Abstracts

RELATO DE CASO CASE REPORT

Regression of extramedullary hematopoiesis with hydroxyurea therapy in ß-thalassemia intermedia

Regressão da hematopoese extramedular na talassemia intermédia após terapia com hidroxiuréia

Perla Vicari; Maria Stella Figueiredo

Disciplina de Hematologia e Hemoterapia da Universidade Federal de São Paulo — Unifesp / EPM

^{Endereço para correspondência} Correspondence to: Perla Vicari Disciplina de Hematologia e Hemoterapia Rua Botucatu, 740, 3º andar — Vila Clementino 04023-900 — São Paulo-SP, Brazil Tel.: (5511) 5576-4240 — Fax: (5511) 5571-8806 E-mail: perlavicari@hemato.epm.br

ABSTRACT

Excessive ineffective erythropoiesis in thalassemia intermedia may cause extramedullary hematopoiesis (EMH), resulting in spleen and liver enlargement or masses in several tissues, mainly paravertebrally. Other less frequent locations of diffuse compensatory EMH are kidneys, adrenal glands, breasts, spinal cord, pleura, pericardium, duramater, adipose tissue and skin, although intrathoracic extramedullary hematopoiesis is a rare condition. Management strategies have included radiation and transfusion therapy. Hydroxyurea with transfusion therapy has been associated with clinical regression of EMH in thalassemia. We report an uncommon case of intrathoracic EMH in a patient with b-thalassemia intermedia, that showed significant recovery with HU therapy. Rev. bras. hematol. hemoter. 2006;28(1):71-72.
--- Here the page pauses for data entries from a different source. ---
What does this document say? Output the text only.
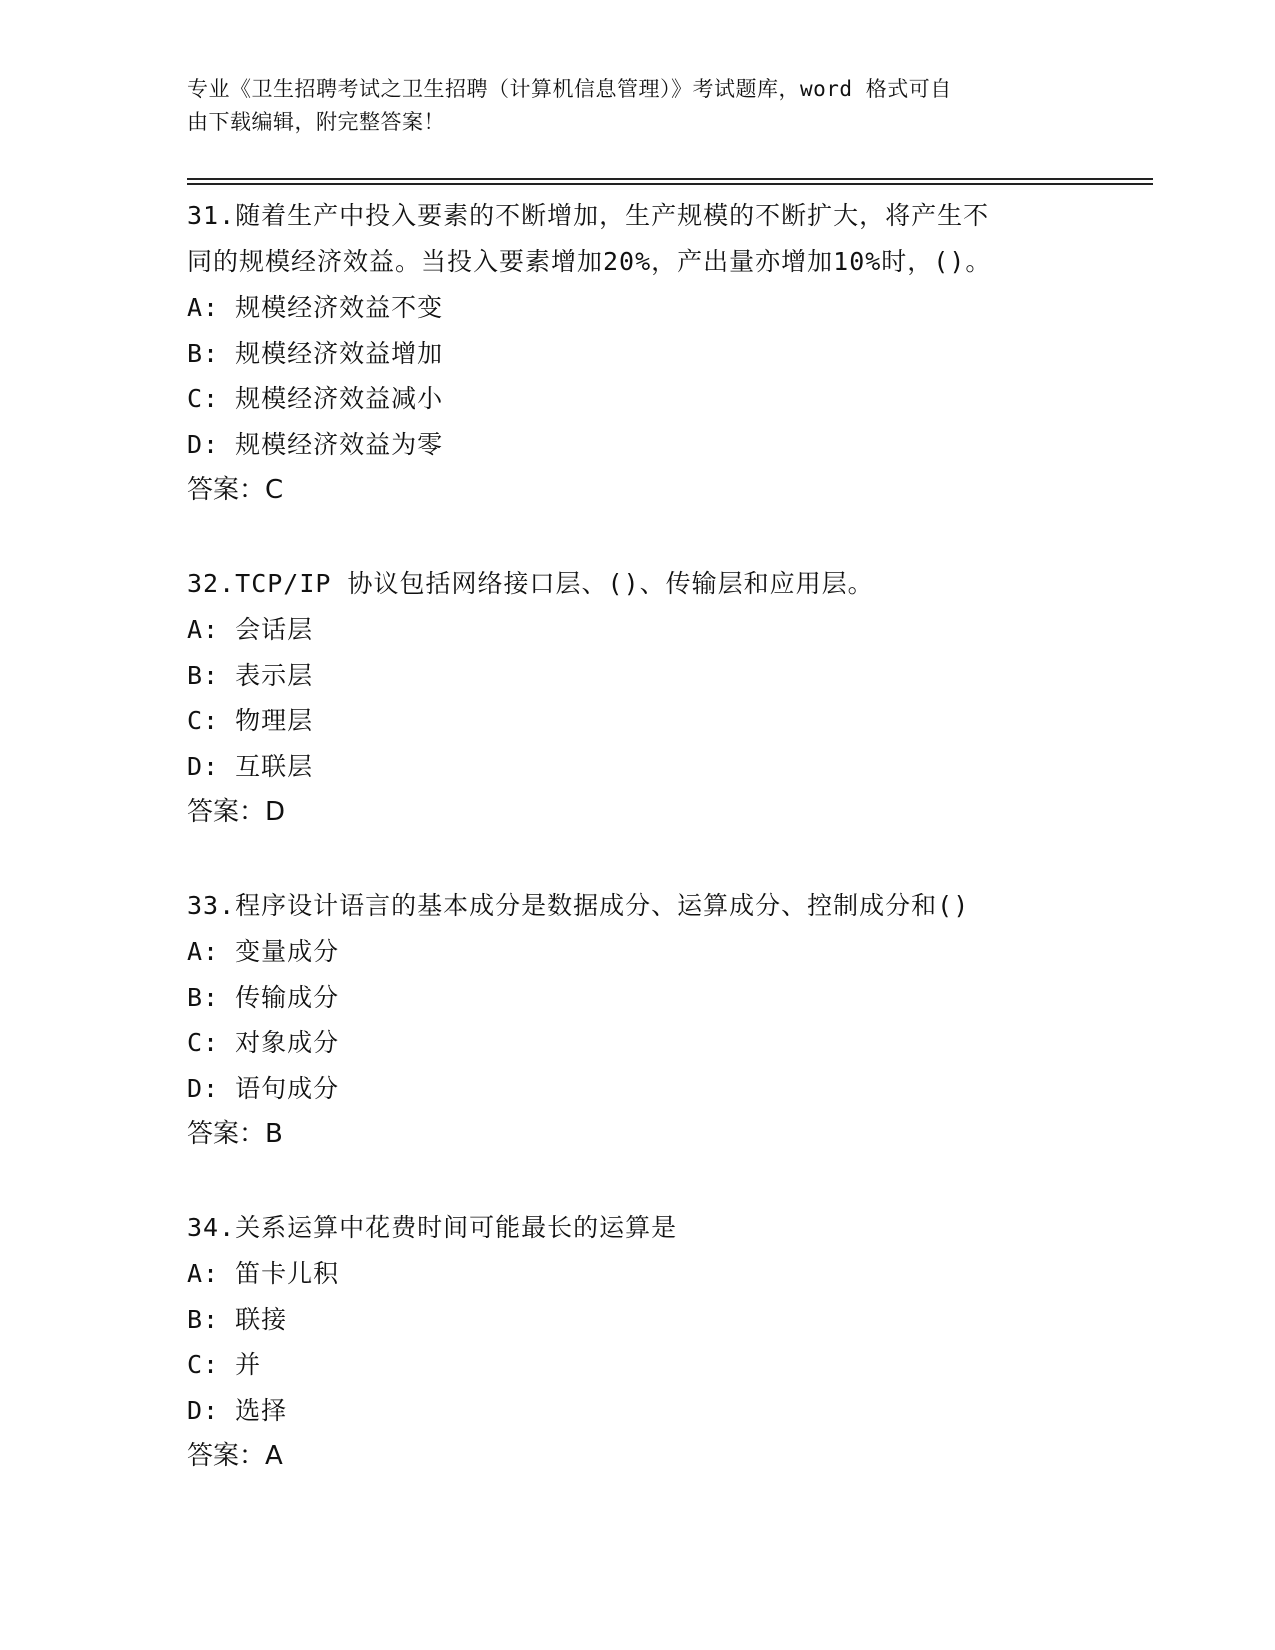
专业《卫生招聘考试之卫生招聘（计算机信息管理）》考试题库，word 格式可自
由下载编辑，附完整答案！
31.随着生产中投入要素的不断增加，生产规模的不断扩大，将产生不
同的规模经济效益。当投入要素增加20%，产出量亦增加10%时，()。
A: 规模经济效益不变
B: 规模经济效益增加
C: 规模经济效益减小
D: 规模经济效益为零
答案：C
32.TCP/IP 协议包括网络接口层、()、传输层和应用层。
A: 会话层
B: 表示层
C: 物理层
D: 互联层
答案：D
33.程序设计语言的基本成分是数据成分、运算成分、控制成分和()
A: 变量成分
B: 传输成分
C: 对象成分
D: 语句成分
答案：B
34.关系运算中花费时间可能最长的运算是
A: 笛卡儿积
B: 联接
C: 并
D: 选择
答案：A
Key words: Hemoglobinopathies; extramedullary hematopoiesis; thalassemia; hydroxyurea.

RESUMO

A excessiva eritropoese ineficaz na talassemia pode causar hemato-poese extramedular (HEM), resultando em hepatomegalia, esplenomegalia e massas de tecido hematopoético em diversos tecidos. Localizações de HEM compensatória menos freqüentes são rins, glândulas adrenais, canal medular, pleura, pericárdio, duramáter, tecido adiposo e pele. Entretanto, HEM intratorácica é condição rara. Estratégias terapêuticas incluem radiação e transfusões sanguíneas. O uso de hidroxiuréia concomitante a terapêutica transfusional foi associado à regressão clínica da HEM na talassemia. Nós descrevemos um caso de HEM intratorácica em paciente portadora de talassemia intermédia, com significante regressão do quadro após terapêutica isolada com hidroxiuréia. Rev. bras. hematol. hemoter. 2006;28(1):71-72.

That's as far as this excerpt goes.